A Single Bout Of Exercise Enhances The Ex Vivo Manufacture Of Viral-specific T-cells

Abstract

Cytomegalovirus (CMV) and Epstein-Barr virus (EBV) infections remain a major cause of morbidity and mortality after allogeneic hematopoietic stem cell transplantation (HSCT). The adoptive transfer of donor-derived viral-specific cytotoxic T-cells (CTLs) is an effective treatment for controlling CMV and EBV infections during HSCT. However, in many instances, the time taken to manufacture adequate numbers of CTLs from healthy donors is too long and requires the collection of large and impractical blood volumes. PURPOSE: To determine if a single exercise bout can augment the ex vivo manufacture of viral-specific T-cells from healthy donors. METHODS: Nine healthy CMV and EBV seropositive participants (mean ± SD age: 31.3 ± 3.3 years) completed a 30-min continuous cycling protocol at a workload corresponding to +15% of the individual blood lactate threshold.

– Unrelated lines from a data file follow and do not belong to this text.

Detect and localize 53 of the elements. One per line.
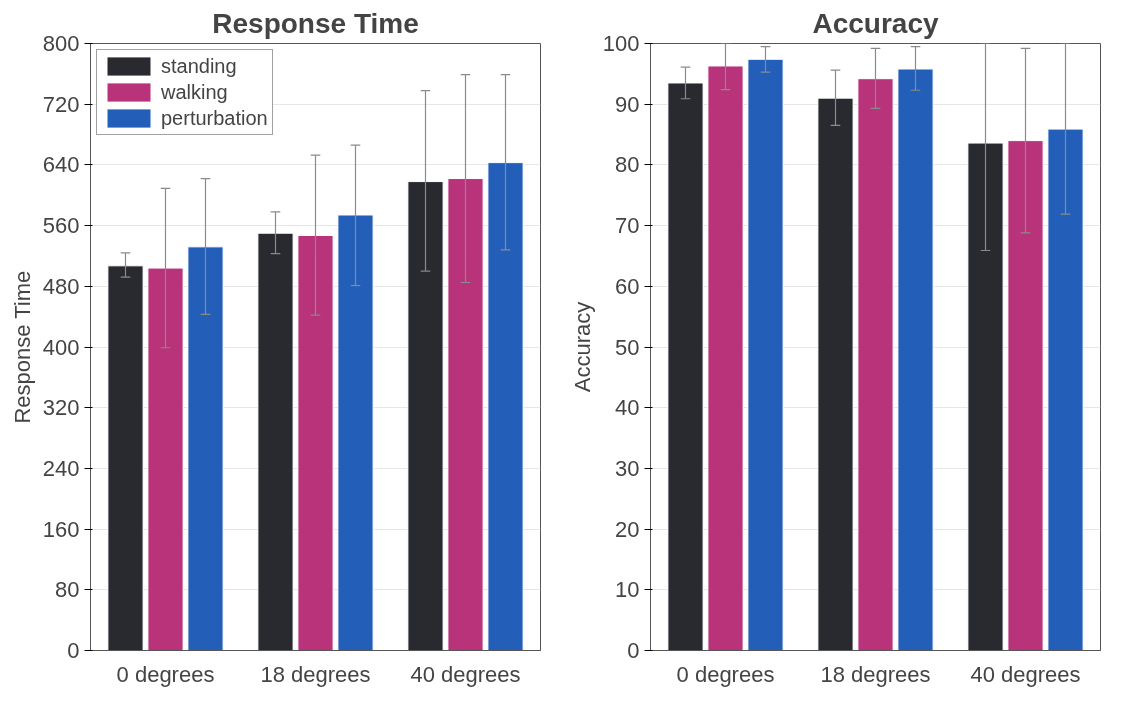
bar [707,65,744,651]
x-tick-label: 0 degrees [676,661,775,687]
chart-title: Response Time [212,7,419,39]
y-tick-label: 480 [42,273,80,299]
bar [747,58,784,651]
y-tick-label: 720 [42,91,80,117]
y-tick-label: 60 [615,273,640,299]
legend-label: perturbation [161,106,268,130]
bar [487,162,524,651]
bar [817,97,854,651]
y-tick-label: 50 [615,334,640,360]
chart-title: Accuracy [812,7,939,39]
y-tick-label: 400 [42,334,80,360]
y-tick-label: 0 [67,638,80,663]
bar [337,214,374,651]
bar [107,265,144,651]
bar [1007,140,1044,651]
bar [667,82,704,651]
x-tick-label: 0 degrees [116,661,215,687]
x-tick-label: 40 degrees [410,661,521,687]
legend-label: walking [161,80,228,104]
x-tick-label: 18 degrees [820,661,931,687]
y-tick-label: 560 [42,213,80,239]
y-tick-label: 80 [615,152,640,178]
bar [297,234,334,651]
bar [447,178,484,651]
y-tick-label: 70 [615,213,640,239]
bar [857,78,894,651]
y-tick-label: 80 [55,577,80,603]
x-tick-label: 40 degrees [970,661,1081,687]
y-tick-label: 160 [42,516,80,542]
bar [967,142,1004,651]
y-tick-label: 320 [42,395,80,421]
bar [257,232,294,651]
y-tick-label: 0 [627,638,640,663]
bar [407,181,444,651]
bar [897,68,934,651]
y-tick-label: 240 [42,455,80,481]
bar [187,246,224,651]
y-tick-label: 10 [615,577,640,603]
y-tick-label: 800 [42,31,80,56]
bar [1047,128,1084,651]
y-axis-title: Response Time [9,270,35,424]
y-tick-label: 640 [42,152,80,178]
x-tick-label: 18 degrees [260,661,371,687]
y-axis-title: Accuracy [569,301,595,393]
y-tick-label: 90 [615,91,640,117]
y-tick-label: 20 [615,516,640,542]
y-tick-label: 30 [615,455,640,481]
y-tick-label: 100 [602,31,640,56]
legend-label: standing [161,54,237,78]
y-tick-label: 40 [615,395,640,421]
bar [147,267,184,651]
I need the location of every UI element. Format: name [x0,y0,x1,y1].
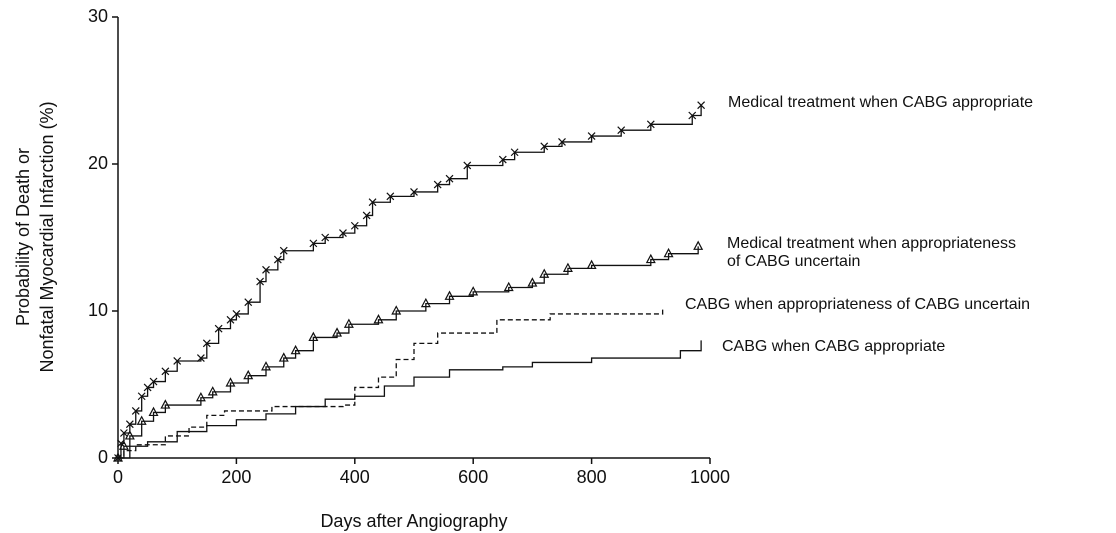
marker [688,111,697,120]
marker [498,155,507,164]
x-tick-label: 1000 [690,467,730,487]
marker [343,318,354,328]
marker [124,430,135,440]
marker [149,377,158,386]
marker [339,229,347,238]
marker [321,233,330,242]
marker [262,265,270,274]
series-line [118,105,702,459]
x-tick-label: 600 [458,467,488,487]
legend-label: Medical treatment when appropriateness o… [727,235,1017,270]
marker [226,315,235,324]
marker [540,142,549,151]
series-line [118,340,702,459]
marker [510,148,519,157]
marker [558,138,566,146]
y-tick-label: 10 [88,300,108,320]
marker [214,324,223,333]
series-line [118,306,664,459]
legend-label: CABG when appropriateness of CABG uncert… [685,296,1031,313]
marker [420,297,431,308]
marker [350,221,359,230]
marker [332,327,343,337]
marker [468,286,479,296]
x-tick-label: 200 [221,467,251,487]
y-tick-label: 0 [98,447,108,467]
marker [693,240,704,250]
marker [232,310,241,318]
marker [207,386,218,396]
y-tick-label: 20 [88,153,108,173]
marker [113,452,123,462]
marker [173,357,182,365]
marker [137,392,146,401]
marker [131,407,140,415]
marker [196,354,205,362]
marker [463,161,472,170]
legend-label: Medical treatment when CABG appropriate [728,94,1034,111]
x-tick-label: 0 [113,467,123,487]
marker [697,101,706,110]
marker [290,344,301,355]
marker [562,262,573,272]
x-tick-label: 400 [340,467,370,487]
x-tick-label: 800 [577,467,607,487]
marker [244,298,253,307]
marker [148,406,159,417]
marker [225,377,236,387]
marker [433,180,442,189]
series-line [118,246,699,459]
marker [663,247,674,258]
marker [373,314,384,324]
marker [617,126,626,135]
marker [119,429,128,437]
marker [261,361,271,371]
x-axis-label: Days after Angiography [320,511,507,531]
marker [645,253,656,264]
marker [445,174,454,183]
marker [586,259,597,270]
marker [279,246,288,255]
marker [386,192,395,201]
marker [243,369,254,380]
y-axis-label: Probability of Death or [13,148,33,326]
marker [646,120,655,129]
marker [444,290,455,300]
marker [202,339,211,348]
marker [273,255,282,264]
marker [539,268,550,278]
marker [503,281,514,292]
y-tick-label: 30 [88,6,108,26]
marker [195,391,206,402]
y-axis-label: Nonfatal Myocardial Infarction (%) [37,101,57,372]
marker [308,331,319,342]
marker [391,305,402,315]
marker [256,277,265,286]
marker [125,420,134,429]
marker [161,367,170,376]
marker [527,277,538,287]
marker [118,440,129,450]
marker [143,383,152,392]
marker [410,188,418,196]
marker [362,211,371,220]
marker [278,352,289,362]
marker [368,198,377,207]
marker [587,132,596,140]
marker [136,415,147,425]
marker [309,239,318,248]
marker [160,399,171,409]
legend-label: CABG when CABG appropriate [722,338,946,355]
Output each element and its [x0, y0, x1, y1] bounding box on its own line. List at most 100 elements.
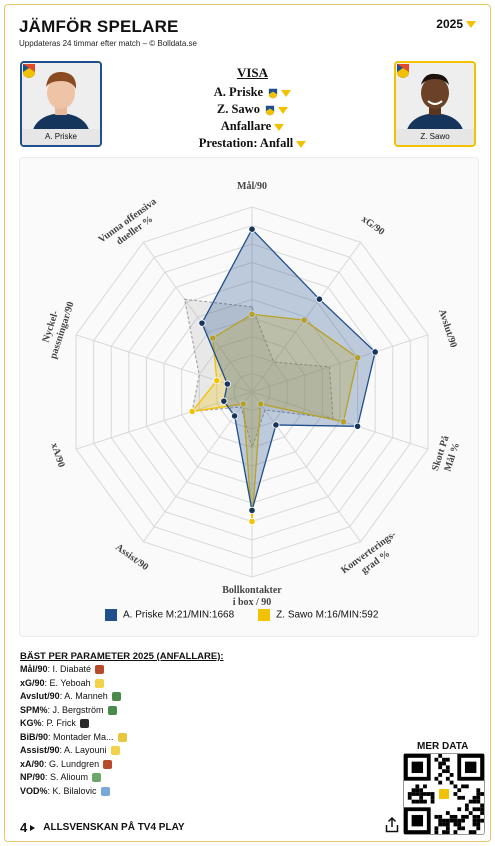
qr-module — [461, 795, 465, 800]
qr-module — [442, 830, 446, 834]
data-point — [209, 334, 217, 342]
best-row: VOD%: K. Bilalovic — [20, 785, 127, 799]
qr-module — [411, 788, 416, 793]
qr-module — [445, 830, 450, 834]
qr-module — [453, 830, 458, 834]
axis-label: Skott PåMål % — [430, 434, 463, 476]
qr-module — [438, 773, 443, 777]
qr-module — [411, 814, 424, 827]
player1-select[interactable]: A. Priske — [125, 84, 380, 101]
qr-module — [472, 795, 477, 800]
qr-module — [415, 799, 420, 804]
qr-code-image — [404, 754, 484, 834]
qr-module — [434, 826, 439, 831]
qr-module — [464, 807, 469, 812]
best-player: P. Frick — [46, 718, 76, 728]
axis-label: xG/90 — [359, 214, 386, 238]
qr-module — [480, 807, 484, 812]
qr-module — [476, 795, 481, 800]
player-photo — [396, 63, 474, 133]
best-param: NP/90 — [20, 772, 46, 782]
position-select[interactable]: Anfallare — [125, 118, 380, 135]
best-player: A. Layouni — [64, 745, 107, 755]
qr-module — [415, 792, 420, 796]
series-area — [183, 298, 334, 450]
grid-spoke — [251, 334, 429, 393]
club-badge-icon — [110, 746, 120, 756]
legend-swatch — [258, 609, 271, 621]
club-badge-icon — [265, 105, 275, 115]
data-point — [315, 295, 324, 303]
best-param: Mål/90 — [20, 664, 48, 674]
year-select[interactable]: 2025 — [436, 17, 476, 31]
qr-module — [415, 784, 420, 789]
play-icon — [30, 824, 36, 831]
qr-module — [423, 784, 427, 789]
club-badge-icon — [79, 719, 89, 729]
data-point — [300, 316, 308, 324]
chevron-down-icon — [274, 123, 285, 131]
best-separator: : — [59, 745, 65, 755]
axis-label: Vunna offensivadueller % — [97, 196, 166, 255]
radar-chart: Mål/90 xG/90 Avslut/90 Skott PåMål % Konvert… — [41, 181, 463, 608]
qr-module — [472, 818, 477, 823]
axis-label: Bollkontakter i box / 90 — [222, 585, 282, 608]
player-card-left[interactable]: A. Priske — [20, 61, 102, 147]
page-subtitle: Uppdateras 24 timmar efter match – © Bol… — [19, 39, 197, 48]
chart-legend: A. Priske M:21/MIN:1668 Z. Sawo M:16/MIN… — [105, 609, 378, 621]
axis-label-line: xG/90 — [359, 214, 386, 238]
player-photo — [22, 63, 100, 133]
visa-filters: VISA A. Priske Z. Sawo Anfallare Prestat… — [125, 65, 380, 152]
qr-module — [430, 795, 435, 800]
player2-select[interactable]: Z. Sawo — [125, 101, 380, 118]
best-param: Assist/90 — [20, 745, 60, 755]
qr-module — [457, 818, 462, 823]
data-point — [353, 354, 362, 362]
grid-spoke — [251, 242, 362, 393]
qr-module — [476, 826, 481, 831]
qr-module — [449, 818, 454, 823]
qr-module — [434, 776, 439, 781]
qr-module — [438, 754, 443, 758]
qr-module — [411, 792, 416, 796]
chevron-down-icon — [296, 140, 307, 148]
best-separator: : — [47, 785, 53, 796]
legend-item-right: Z. Sawo M:16/MIN:592 — [258, 609, 378, 621]
best-player: K. Bilalovic — [52, 785, 97, 796]
best-row: xA/90: G. Lundgren — [20, 758, 127, 772]
best-param: VOD% — [20, 785, 48, 796]
qr-module — [453, 822, 458, 827]
player-card-right[interactable]: Z. Sawo — [394, 61, 476, 147]
data-point — [272, 421, 280, 429]
qr-code[interactable] — [403, 753, 485, 835]
axis-label: xA/90 — [48, 442, 66, 469]
qr-module — [449, 814, 454, 819]
qr-module — [453, 818, 458, 823]
prestation-select[interactable]: Prestation: Anfall — [125, 135, 380, 152]
qr-module — [472, 814, 477, 819]
data-point — [248, 517, 256, 526]
qr-module — [430, 792, 435, 796]
best-row: Mål/90: I. Diabaté — [20, 663, 127, 677]
data-point — [220, 397, 228, 405]
qr-module — [449, 773, 454, 777]
qr-module — [445, 769, 450, 774]
footer[interactable]: 4 ALLSVENSKAN PÅ TV4 PLAY — [20, 820, 185, 835]
qr-module — [438, 780, 443, 785]
share-icon[interactable] — [385, 817, 399, 833]
best-row: BiB/90: Montader Ma... — [20, 731, 127, 745]
qr-module — [445, 818, 450, 823]
qr-module — [445, 765, 450, 770]
qr-module — [472, 830, 477, 834]
qr-module — [476, 792, 481, 796]
qr-module — [457, 807, 462, 812]
club-badge-icon — [117, 732, 127, 742]
club-badge-icon — [95, 665, 105, 675]
qr-module — [442, 757, 446, 762]
mer-data-label: MER DATA — [417, 741, 469, 752]
qr-module — [442, 761, 446, 766]
qr-module — [438, 818, 443, 823]
qr-module — [464, 814, 469, 819]
data-point — [239, 400, 247, 408]
best-param: SPM% — [20, 704, 48, 715]
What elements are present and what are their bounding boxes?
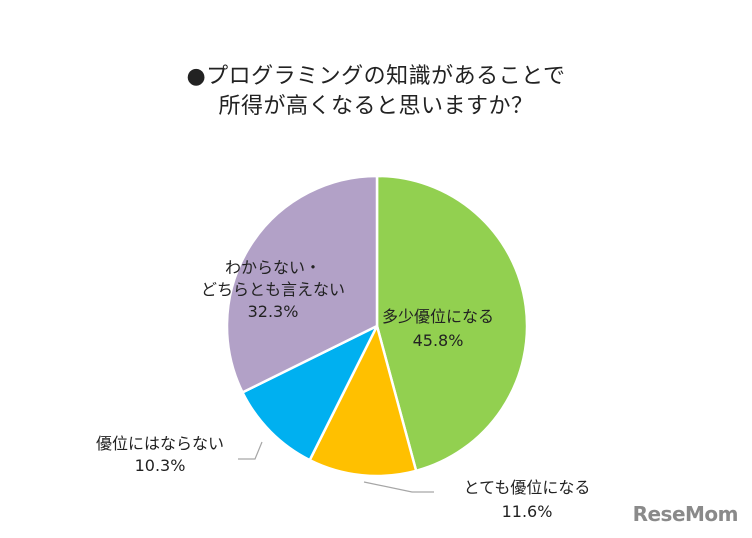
slice-label-3: わからない・どちらとも言えない 32.3%: [201, 258, 345, 321]
slice-label-1: とても優位になる 11.6%: [464, 478, 591, 521]
pie-slice-1: [308, 324, 418, 478]
slice-label-0: 多少優位になる 45.8%: [382, 307, 494, 350]
leader-line-1: [363, 481, 434, 493]
slice-label-2: 優位にはならない 10.3%: [96, 434, 224, 475]
slice-value-1: 11.6%: [502, 502, 553, 521]
slice-label-3-line-0: わからない・: [225, 258, 321, 277]
slice-value-2: 10.3%: [135, 456, 186, 475]
slice-label-2-line-0: 優位にはならない: [96, 434, 224, 453]
slice-value-3: 32.3%: [248, 302, 299, 321]
slice-label-3-line-1: どちらとも言えない: [201, 280, 345, 299]
chart-title: ●プログラミングの知識があることで 所得が高くなると思いますか？: [0, 62, 752, 122]
chart-title-line-2: 所得が高くなると思いますか？: [218, 94, 534, 119]
pie-slice-0: [375, 174, 529, 473]
pie-slice-2: [241, 324, 379, 462]
leader-line-2: [238, 441, 263, 460]
pie-slice-3: [225, 174, 379, 394]
chart-title-line-1: ●プログラミングの知識があることで: [186, 64, 566, 89]
slice-label-1-line-0: とても優位になる: [464, 478, 591, 497]
slice-value-0: 45.8%: [413, 331, 464, 350]
logo-text: ReseMom: [632, 502, 739, 526]
slice-label-0-line-0: 多少優位になる: [382, 307, 494, 326]
resemom-logo: ReseMom: [632, 502, 739, 526]
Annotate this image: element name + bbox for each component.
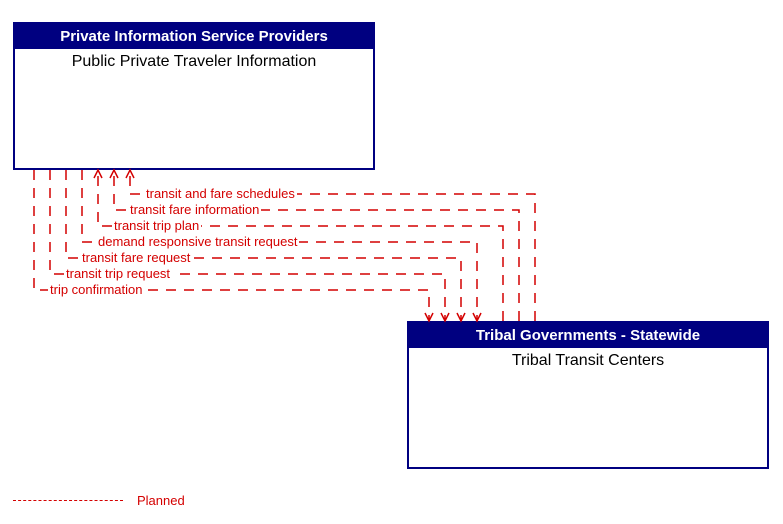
- flow-label: transit fare request: [80, 250, 192, 265]
- legend: Planned: [13, 493, 185, 508]
- source-header: Private Information Service Providers: [15, 24, 373, 49]
- legend-label: Planned: [137, 493, 185, 508]
- flow-label: transit trip plan: [112, 218, 201, 233]
- target-entity: Tribal Governments - Statewide Tribal Tr…: [407, 321, 769, 469]
- flow-label: demand responsive transit request: [96, 234, 299, 249]
- flow-label: transit trip request: [64, 266, 172, 281]
- flow-label: transit fare information: [128, 202, 261, 217]
- flow-label: trip confirmation: [48, 282, 144, 297]
- flow-label: transit and fare schedules: [144, 186, 297, 201]
- diagram-container: { "entities": { "source": { "header": "P…: [0, 0, 783, 524]
- target-body: Tribal Transit Centers: [409, 348, 767, 374]
- legend-line: [13, 500, 123, 501]
- source-entity: Private Information Service Providers Pu…: [13, 22, 375, 170]
- source-body: Public Private Traveler Information: [15, 49, 373, 75]
- target-header: Tribal Governments - Statewide: [409, 323, 767, 348]
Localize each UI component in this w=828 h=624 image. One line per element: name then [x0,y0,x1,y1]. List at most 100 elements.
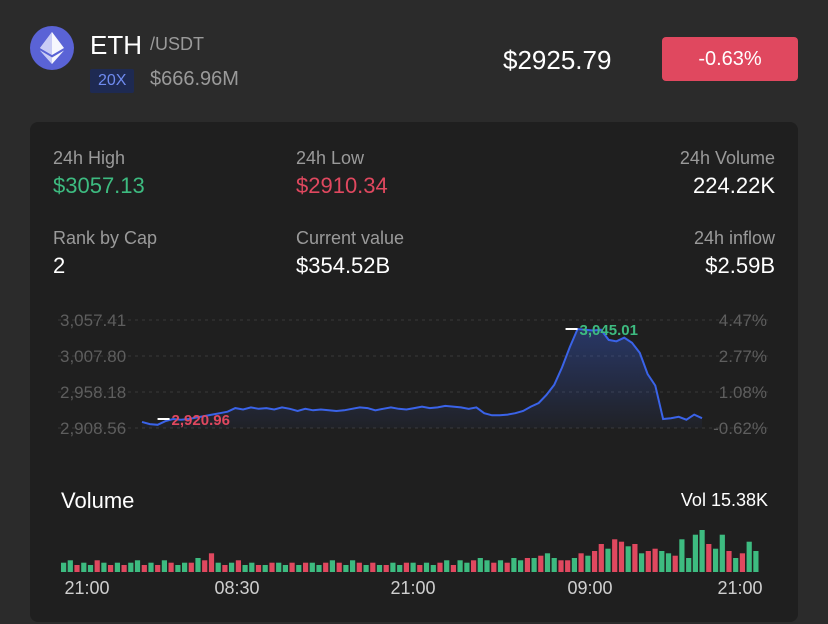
x-tick-label: 09:00 [567,578,612,598]
y-tick-right: 2.77% [719,347,767,366]
volume-bar [652,548,658,572]
rank-label: Rank by Cap [53,228,158,248]
volume-bar [719,534,725,572]
volume-bar [175,565,181,572]
ethereum-icon [30,26,74,70]
volume-bar [276,562,282,572]
volume-bar [141,565,147,572]
volume-bar [679,539,685,572]
volume-bar [108,565,114,572]
volume-bar [94,560,100,572]
volume-bar [188,562,194,572]
low-label: 24h Low [296,148,365,168]
volume-bar [74,565,80,572]
y-tick-left: 3,057.41 [60,311,126,330]
x-tick-label: 08:30 [214,578,259,598]
volume-bar [746,541,752,572]
volume-bar [155,565,161,572]
volume-bar [558,560,564,572]
volume-bar [645,551,651,572]
y-tick-left: 3,007.80 [60,347,126,366]
volume-bar [713,548,719,572]
volume-bar [497,560,504,572]
y-tick-left: 2,958.18 [60,383,126,402]
leverage-badge: 20X [90,69,135,93]
volume-bar [282,565,288,572]
volume-bar [309,562,315,572]
volume-bar [524,558,530,572]
volume-bar [665,553,672,572]
volume-bar [430,565,436,572]
volume-bar [383,565,389,572]
volume-bar [370,562,376,572]
volume-bar [437,562,443,572]
price-line [141,327,703,426]
volume-bar [450,565,456,572]
volume-bar [531,558,537,572]
volume-bar [551,558,557,572]
volume-bar [571,558,577,572]
volume-bar [477,558,483,572]
inflow-label: 24h inflow [693,228,775,248]
volume-bar [350,560,356,572]
volume-bar [538,555,544,572]
volume-bar [235,560,241,572]
volume-bar [323,562,329,572]
volume-bar [222,565,228,572]
volume-bar [390,562,396,572]
volume-bar [612,539,618,572]
volume-bar [484,560,490,572]
volume-bar [457,560,463,572]
volume-bar [423,562,430,572]
volume-bar [121,565,127,572]
volume-bar [686,558,692,572]
y-tick-left: 2,908.56 [60,419,126,438]
current-value-label: Current value [296,228,405,248]
volume-bar [242,565,248,572]
volume-bar [128,562,134,572]
volume-bar [403,562,409,572]
volume-bar [255,565,262,572]
price-chart[interactable]: 3,057.41 4.47% 3,007.80 2.77% 2,958.18 1.08% 2… [0,300,828,450]
volume-bar [202,560,208,572]
volume-bar [87,565,94,572]
volume-bar [504,562,510,572]
market-cap: $666.96M [150,68,239,90]
volume-chart[interactable]: 21:00 08:30 21:00 09:00 21:00 [0,520,828,604]
volume-bar [316,565,322,572]
pair-quote: /USDT [150,34,204,54]
current-price: $2925.79 [503,45,612,75]
volume-bar [336,562,342,572]
volume-bar [585,555,591,572]
min-price-label: 2,920.96 [172,412,230,429]
volume-bar [444,560,450,572]
volume-bar [303,562,309,572]
volume-bar [269,562,275,572]
volume-bar [578,553,584,572]
volume-bar [61,562,67,572]
volume-bar [397,565,403,572]
volume-bar [511,558,517,572]
volume-bar [81,562,87,572]
volume-bar [67,560,73,572]
volume-bar [195,558,201,572]
inflow-value: $2.59B [705,253,775,278]
volume-bar [592,551,598,572]
volume-label: 24h Volume [679,148,775,168]
volume-bar [739,553,745,572]
volume-bar [229,562,235,572]
price-change-badge[interactable]: -0.63% [662,37,798,81]
volume-bar [639,553,645,572]
volume-bar [753,551,759,572]
volume-bar [148,562,154,572]
volume-bar [726,551,732,572]
volume-total: Vol 15.38K [680,490,768,510]
volume-bar [161,560,167,572]
volume-bar [134,560,141,572]
volume-bar [356,562,362,572]
ethereum-diamond-icon [40,32,64,64]
pair-symbol: ETH [90,30,142,60]
x-tick-label: 21:00 [717,578,762,598]
volume-bar [706,544,712,572]
volume-bar [733,558,739,572]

PBMCs (10x106) isolated before and immediately after exercise were stimulated with CMV (pp65 and IE1) and EBV (lmp2 and BMLF1) peptides and expanded over 8 days. At Day 8, viral-specific T-cells were enumerated using IFN-γ ELIPOST assays and the phenotypes of the expanded CTLs and viral-specific T-cells were determined by flow cytometry. RESULTS: Compared to CTLs expanded before exercise, the number of T-cells specific to CMV pp65, EBV lmp2, and EBV BMLF1 was markedly greater among the post-exercise expanded CTLs (fold-difference: CMVpp65: 2.6, EBV lmp-2: 2.5 and EBV BMLF-1: 4.4). Expanded CTLs predominantly consisted of effector memory (CD45RA-/CD62L-) and CD45RA+ effector memory (CD45RA+/CD62L-) T-cells, but no phenotypic differences were observed between CTLs expanded before and after exercise. Moreover, CTLs expanded before and after exercise were equally capable of killing viral-peptide pulsed autologous target cells in an MHC restricted manner. Viral-specific CTLs could not be expanded from a CMV/EBV seronegative participant, indicating that the augmenting effects of exercise are due to the priming and expansion of pre-existing memory T-cells. CONCLUSION: This is the first study to show that a single bout of exercise enhances the ex vivo manufacture of CMV and EBV-specific T-cells from healthy donors without altering their phenotype or function. Exercise may therefore serve as a safe adjuvant to improve viral-specific T-cell generation for HSCT.